IPTG concentration/Temp | 37C | 30C |
---|---|---|
0.1 mM | ||
0.5 mM | ||
1.0 mM | ||
2.0 mM |
- We will test these different conditions using the following protocol
- Grow up a starter culture using glycerol stock #1 of our silk in BL21 to an OD of around 1. (4 to 5 hours)
- Add 50 ul of starter culture to 5 ml of LB starting around 5 pm along with 5 ul of Kan.
- Add in the varying amounts of IPTG and use the two different temperatures.

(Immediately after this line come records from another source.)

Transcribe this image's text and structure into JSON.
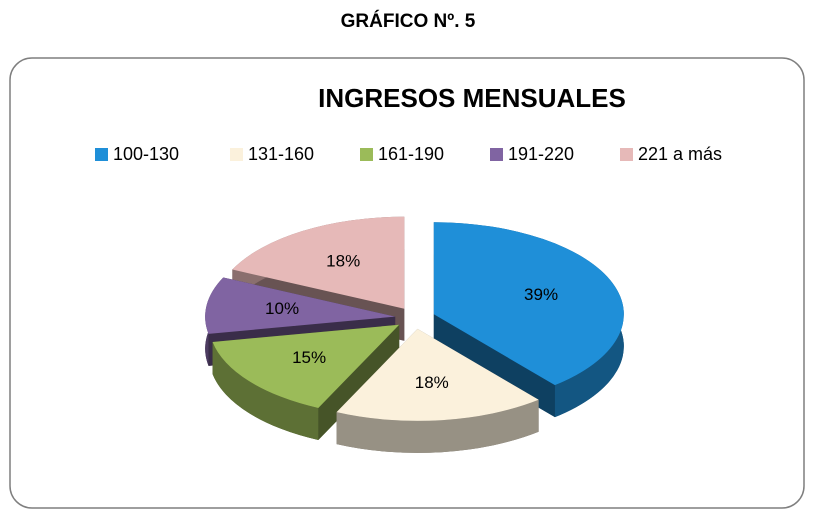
{
  "heading": "GRÁFICO Nº. 5",
  "chart_data": {
    "type": "pie",
    "title": "INGRESOS MENSUALES",
    "categories": [
      "100-130",
      "131-160",
      "161-190",
      "191-220",
      "221 a más"
    ],
    "values": [
      39,
      18,
      15,
      10,
      18
    ],
    "value_labels": [
      "39%",
      "18%",
      "15%",
      "10%",
      "18%"
    ],
    "colors": [
      "#1f8fd8",
      "#fbf1dc",
      "#9bbb59",
      "#8064a2",
      "#e6b9b8"
    ],
    "legend": "top"
  }
}
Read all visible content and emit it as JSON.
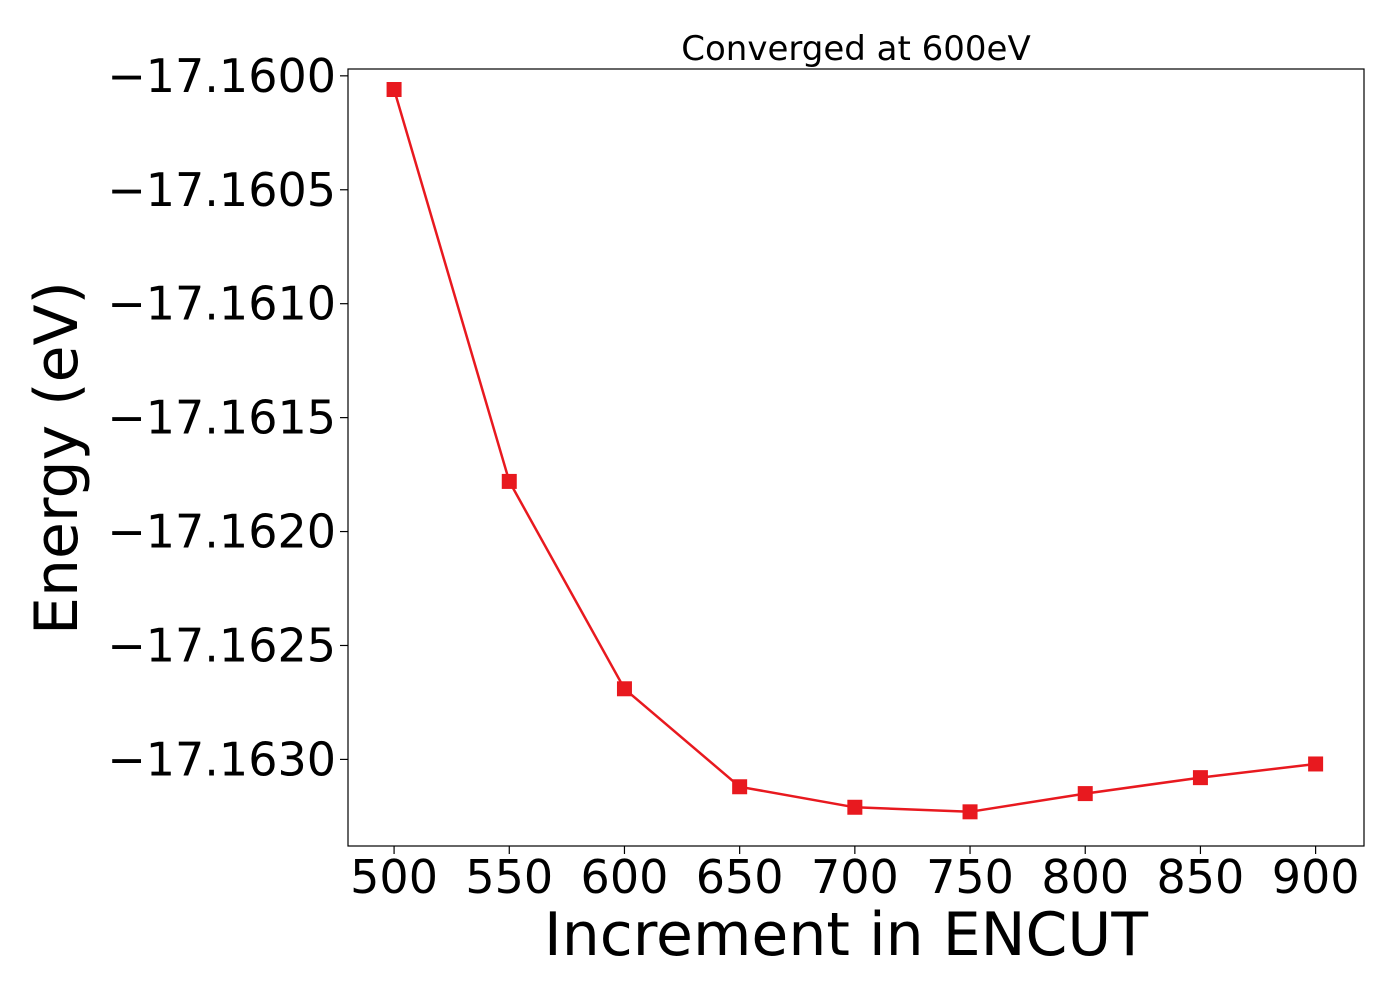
{
  "chart_data": {
    "type": "line",
    "title": "Converged at 600eV",
    "xlabel": "Increment in ENCUT",
    "ylabel": "Energy (eV)",
    "x": [
      500,
      550,
      600,
      650,
      700,
      750,
      800,
      850,
      900
    ],
    "series": [
      {
        "values": [
          -17.16006,
          -17.16178,
          -17.16269,
          -17.16312,
          -17.16321,
          -17.16323,
          -17.16315,
          -17.16308,
          -17.16302
        ],
        "color": "#e8191f",
        "marker": "square"
      }
    ],
    "xlim": [
      480,
      921
    ],
    "ylim": [
      -17.16338,
      -17.15997
    ],
    "xticks": [
      500,
      550,
      600,
      650,
      700,
      750,
      800,
      850,
      900
    ],
    "xtick_labels": [
      "500",
      "550",
      "600",
      "650",
      "700",
      "750",
      "800",
      "850",
      "900"
    ],
    "yticks": [
      -17.16,
      -17.1605,
      -17.161,
      -17.1615,
      -17.162,
      -17.1625,
      -17.163
    ],
    "ytick_labels": [
      "−17.1600",
      "−17.1605",
      "−17.1610",
      "−17.1615",
      "−17.1620",
      "−17.1625",
      "−17.1630"
    ],
    "grid": false,
    "legend": "none"
  }
}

- Use the following protocol to analyze the cell pellet.
- Record the weight of the pellets.
- In total, the pellet weighed 1.75 grams, or about 0.6 grams per 100ml, which is lower than the 0.8 grams we have gotten in the past.
- Transfer pellet to one falcon tube.
- Resuspend in 5 ml/g (8.75ml) of pellet Bug Buster (1x) by pipetting and gently vortexing.
- Put on shaker or rotating mixer for 15 min at RT.
- Take first fraction, (F1) of this full cell lysate.
- Centrifuge 16000 g 20 min at 4 degrees C
- Take second fraction of this supernatant (S1) which should contain soluble proteins, while our desired protein should be in the pellet.
- Resuspend in the same volume of 1X Bugbuster 8.75ml as above.
- Make sure the pellet is completely resuspended!
- Take Fraction at this point (F2) Cell lysate #2
- Add DNAse (1 ul) and let rotate 20 min. (This may have been too much DNAse but it should be ok.)
- Add dry lysozyme to concentration of 200 ug / ml
- Dissolved the lysozyme in water and added the water.
- Let incubate on ice 30 minutes, swirl every 5 min.
- Take another fraction (F3) here, to see if there is a difference after adding the DNAse and the lysozyme.
- Add 6 volumes of 1:10 diluted bugbuster (.1X)
- Can split up into two falcon tubes if necessary.
- Vortex for 1 minute
- Centrifuge 16000g 15 min. 4 degrees C to collect inclusion bodies.
- Collect supernatant as fraction (S2). Inclusion body should be the pellet.
- Resuspend inclusion body pellet in 3% SDS solution and incubate at 60 C in the water bath for 2 hours.
- Used 10 ml of SDS. (Final)
- Store at 4C for further processing and analysis.